Show HN: Psychstudio – Create complex behavioral experiments without programming - psychstudio
https://www.psychstudio.com
======
psychstudio
Hi, I'm Ben Howell, founder of Psychstudio. A while ago, I built a one-off
custom web experiment for linguistic research because I couldn't find any
suitable web application that allowed me to build, host and execute such an
experiment. To my surprise I found that it was almost impossible to build any
novel online experiment on any existing platform without programming.

I trialed a few web-based experiment platforms that claim programming isn't
required, but as soon as I moved past simple demonstration experiments, I was
forced to code (and yes, I consider markdown and writing lines of code in
spreadsheets as programming).

So I interviewed experimental psychologists, and collected papers and
experiment designs from colleagues, friends, advisers and other professionals.
Having confirmed the need for a programming-free way to build and execute
online experiments, I built Psychstudio to address the problem.

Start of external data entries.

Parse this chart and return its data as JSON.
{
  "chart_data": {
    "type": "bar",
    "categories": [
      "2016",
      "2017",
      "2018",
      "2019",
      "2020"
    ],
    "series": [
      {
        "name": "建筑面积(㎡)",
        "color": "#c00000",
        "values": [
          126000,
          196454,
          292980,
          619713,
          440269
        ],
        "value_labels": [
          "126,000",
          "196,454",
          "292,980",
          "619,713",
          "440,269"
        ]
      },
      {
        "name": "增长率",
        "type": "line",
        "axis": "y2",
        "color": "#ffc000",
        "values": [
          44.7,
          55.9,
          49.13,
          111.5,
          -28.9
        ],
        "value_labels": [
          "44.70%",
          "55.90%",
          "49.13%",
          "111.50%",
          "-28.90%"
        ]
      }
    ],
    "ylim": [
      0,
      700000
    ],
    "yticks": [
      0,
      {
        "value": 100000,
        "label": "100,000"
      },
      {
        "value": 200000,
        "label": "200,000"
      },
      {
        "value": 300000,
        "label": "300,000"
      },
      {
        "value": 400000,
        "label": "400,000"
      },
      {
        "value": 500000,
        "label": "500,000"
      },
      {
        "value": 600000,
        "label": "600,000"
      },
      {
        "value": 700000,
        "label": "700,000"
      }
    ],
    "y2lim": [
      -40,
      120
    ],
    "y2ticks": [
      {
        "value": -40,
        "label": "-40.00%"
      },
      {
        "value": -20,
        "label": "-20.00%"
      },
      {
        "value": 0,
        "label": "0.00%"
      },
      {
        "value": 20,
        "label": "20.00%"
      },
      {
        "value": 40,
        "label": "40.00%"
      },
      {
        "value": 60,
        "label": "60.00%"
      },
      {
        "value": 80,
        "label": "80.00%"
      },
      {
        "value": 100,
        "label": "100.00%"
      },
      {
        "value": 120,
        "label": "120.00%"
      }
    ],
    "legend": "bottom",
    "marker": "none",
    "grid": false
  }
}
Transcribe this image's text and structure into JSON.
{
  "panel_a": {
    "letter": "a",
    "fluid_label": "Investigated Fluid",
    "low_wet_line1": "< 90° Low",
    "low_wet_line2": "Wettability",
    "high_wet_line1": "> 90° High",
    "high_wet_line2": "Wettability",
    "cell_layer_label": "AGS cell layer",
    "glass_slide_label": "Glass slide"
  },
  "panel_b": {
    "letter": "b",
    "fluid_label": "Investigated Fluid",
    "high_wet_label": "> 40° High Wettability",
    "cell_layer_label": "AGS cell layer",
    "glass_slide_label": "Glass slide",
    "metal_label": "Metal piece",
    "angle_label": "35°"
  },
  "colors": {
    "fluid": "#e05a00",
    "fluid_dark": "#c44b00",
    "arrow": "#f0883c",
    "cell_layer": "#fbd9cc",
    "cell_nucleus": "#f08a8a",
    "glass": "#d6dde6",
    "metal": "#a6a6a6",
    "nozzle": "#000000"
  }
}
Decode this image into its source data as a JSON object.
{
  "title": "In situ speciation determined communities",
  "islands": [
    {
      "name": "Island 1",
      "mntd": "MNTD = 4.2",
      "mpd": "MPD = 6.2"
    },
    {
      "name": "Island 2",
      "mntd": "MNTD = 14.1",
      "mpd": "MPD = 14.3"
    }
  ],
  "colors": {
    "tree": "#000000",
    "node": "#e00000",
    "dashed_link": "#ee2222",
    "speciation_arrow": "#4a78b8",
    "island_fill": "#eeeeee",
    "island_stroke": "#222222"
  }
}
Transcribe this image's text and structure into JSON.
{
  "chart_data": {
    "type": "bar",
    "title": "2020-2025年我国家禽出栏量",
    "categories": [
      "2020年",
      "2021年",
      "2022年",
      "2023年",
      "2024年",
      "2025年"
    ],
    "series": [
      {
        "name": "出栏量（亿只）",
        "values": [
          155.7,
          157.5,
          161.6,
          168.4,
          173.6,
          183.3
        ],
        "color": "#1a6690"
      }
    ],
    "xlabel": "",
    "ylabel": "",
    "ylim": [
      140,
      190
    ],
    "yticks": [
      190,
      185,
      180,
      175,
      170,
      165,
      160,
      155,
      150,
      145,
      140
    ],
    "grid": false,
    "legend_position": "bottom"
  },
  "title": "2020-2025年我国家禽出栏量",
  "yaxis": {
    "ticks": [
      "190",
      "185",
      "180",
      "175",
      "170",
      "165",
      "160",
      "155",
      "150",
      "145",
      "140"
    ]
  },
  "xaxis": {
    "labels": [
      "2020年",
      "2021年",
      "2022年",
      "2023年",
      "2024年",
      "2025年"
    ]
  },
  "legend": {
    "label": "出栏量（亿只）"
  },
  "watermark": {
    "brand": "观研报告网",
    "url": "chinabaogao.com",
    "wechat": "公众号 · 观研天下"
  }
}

Tech-wise, the backend is Clojure and Postgresql, and the client-side is
ClojureScript (reagent, re-frame, sente).

I've learnt a lot in my journey of bringing Psychstudio into the world, and
the absolute rule of "no programming" for the end user has led to some
surprising and powerful features (too many for this comment) that I otherwise
would never have designed or built.

All feedback, advice and criticism is greatly appreciated.